Kayseri Gazeteciler Cemiyeti'nde basın toplantısı düzenleyen Kayseri Gönüllü Kültür Kuruluşları Başkanı Ahmet Taş, anayasada yer verilen din ve ibadet hürriyeti maddesine rağmen her zaman bunun mümkün olmadığını söyledi.
"BAŞÖRTÜSÜNE ANAYASAL GÜVENCE GETİRİLSİN"

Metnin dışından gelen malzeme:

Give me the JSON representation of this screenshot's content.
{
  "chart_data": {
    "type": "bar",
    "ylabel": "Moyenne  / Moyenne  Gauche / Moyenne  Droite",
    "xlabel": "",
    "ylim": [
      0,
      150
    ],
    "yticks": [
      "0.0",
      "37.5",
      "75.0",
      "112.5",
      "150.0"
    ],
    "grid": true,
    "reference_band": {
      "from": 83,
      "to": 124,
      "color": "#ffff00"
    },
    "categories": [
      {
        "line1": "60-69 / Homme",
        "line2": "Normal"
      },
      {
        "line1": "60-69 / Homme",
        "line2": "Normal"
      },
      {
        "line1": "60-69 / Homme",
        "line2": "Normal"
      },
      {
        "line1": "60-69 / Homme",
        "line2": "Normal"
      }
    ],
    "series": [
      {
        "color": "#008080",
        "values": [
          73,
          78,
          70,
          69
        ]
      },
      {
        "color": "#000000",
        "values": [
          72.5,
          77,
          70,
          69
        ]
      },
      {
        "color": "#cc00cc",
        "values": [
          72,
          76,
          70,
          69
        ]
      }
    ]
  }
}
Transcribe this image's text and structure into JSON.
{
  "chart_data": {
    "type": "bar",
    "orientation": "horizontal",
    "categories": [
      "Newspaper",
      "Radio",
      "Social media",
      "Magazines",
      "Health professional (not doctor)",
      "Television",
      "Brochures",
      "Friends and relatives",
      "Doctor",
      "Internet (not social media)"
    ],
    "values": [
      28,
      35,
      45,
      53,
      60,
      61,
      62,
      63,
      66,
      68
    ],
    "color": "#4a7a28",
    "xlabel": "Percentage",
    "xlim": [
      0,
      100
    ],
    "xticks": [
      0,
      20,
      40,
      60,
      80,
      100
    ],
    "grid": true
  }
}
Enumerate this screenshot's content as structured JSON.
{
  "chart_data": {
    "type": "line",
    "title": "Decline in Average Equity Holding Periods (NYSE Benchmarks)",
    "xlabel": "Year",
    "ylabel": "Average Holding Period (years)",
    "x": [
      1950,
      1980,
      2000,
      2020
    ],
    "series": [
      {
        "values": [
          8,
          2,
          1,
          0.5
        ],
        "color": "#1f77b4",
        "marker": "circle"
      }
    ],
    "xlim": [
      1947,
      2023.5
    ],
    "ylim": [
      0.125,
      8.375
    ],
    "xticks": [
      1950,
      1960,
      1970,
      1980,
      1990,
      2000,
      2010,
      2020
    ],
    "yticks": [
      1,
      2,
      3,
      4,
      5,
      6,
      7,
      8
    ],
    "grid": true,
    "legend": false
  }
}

Türkiye'nin yüzde yüzüne yakınının Müslüman olmasına rağmen bu alanda belli başlı sıkıntılar yaşandığına değinen Ahmet Taş; "1950 öncesi ve darbe dönemlerinde Müslüman halkımızın İbadetlerine ve kıyafetlerine hukuk, vicdan ve adalet ayaklar altına alınarak yasaklar getirildi. 12 Eylül 1980 ve özellikle de 28 Şubat 1997 Post modern darbe döneminde inancı gereği başını örten hanımlarımıza, memurelerimize ve öğrencilerimize büyük zulümler yapıldı. Okuma ve çalışma hakları ellerinden alındı. Bin yıl süreceği söylenen ama! 2000'li yıllardan sonraki iktidarlar döneminde ortadan kaldırılmaya çalışılan 28 Şubat döneminde uygulanan başörtüsü zulmü sivil toplum kurumlarımızın topladığı 13 milyonluk vatandaş imzası sonucu ortadan kaldırılabildi. Kadın ve kızlarımız derin bir nefes aldı. Son günlerde başörtü özgürlüğü konusunun yeniden tartışılmaya başlandığına şahit oluyoruz. Kayseri Gönüllü Kültür Kuruluşları olarak talebimiz, başörtüsü ve dini kıyafet özgürlüğünün anayasa ile güvenceye alınmasıdır. Yeni anayasa çalışma ve çağrılarının yapıldığı bu günlerde TBMM, siyasi partiler ve hükümetten talebimiz yeni anayasada başörtüsü ve dini kıyafetle ilgili bir madde koyulması. Böylece başörtü ile ilgili polemikleri de ortadan kaldırmış oluruz" dedi.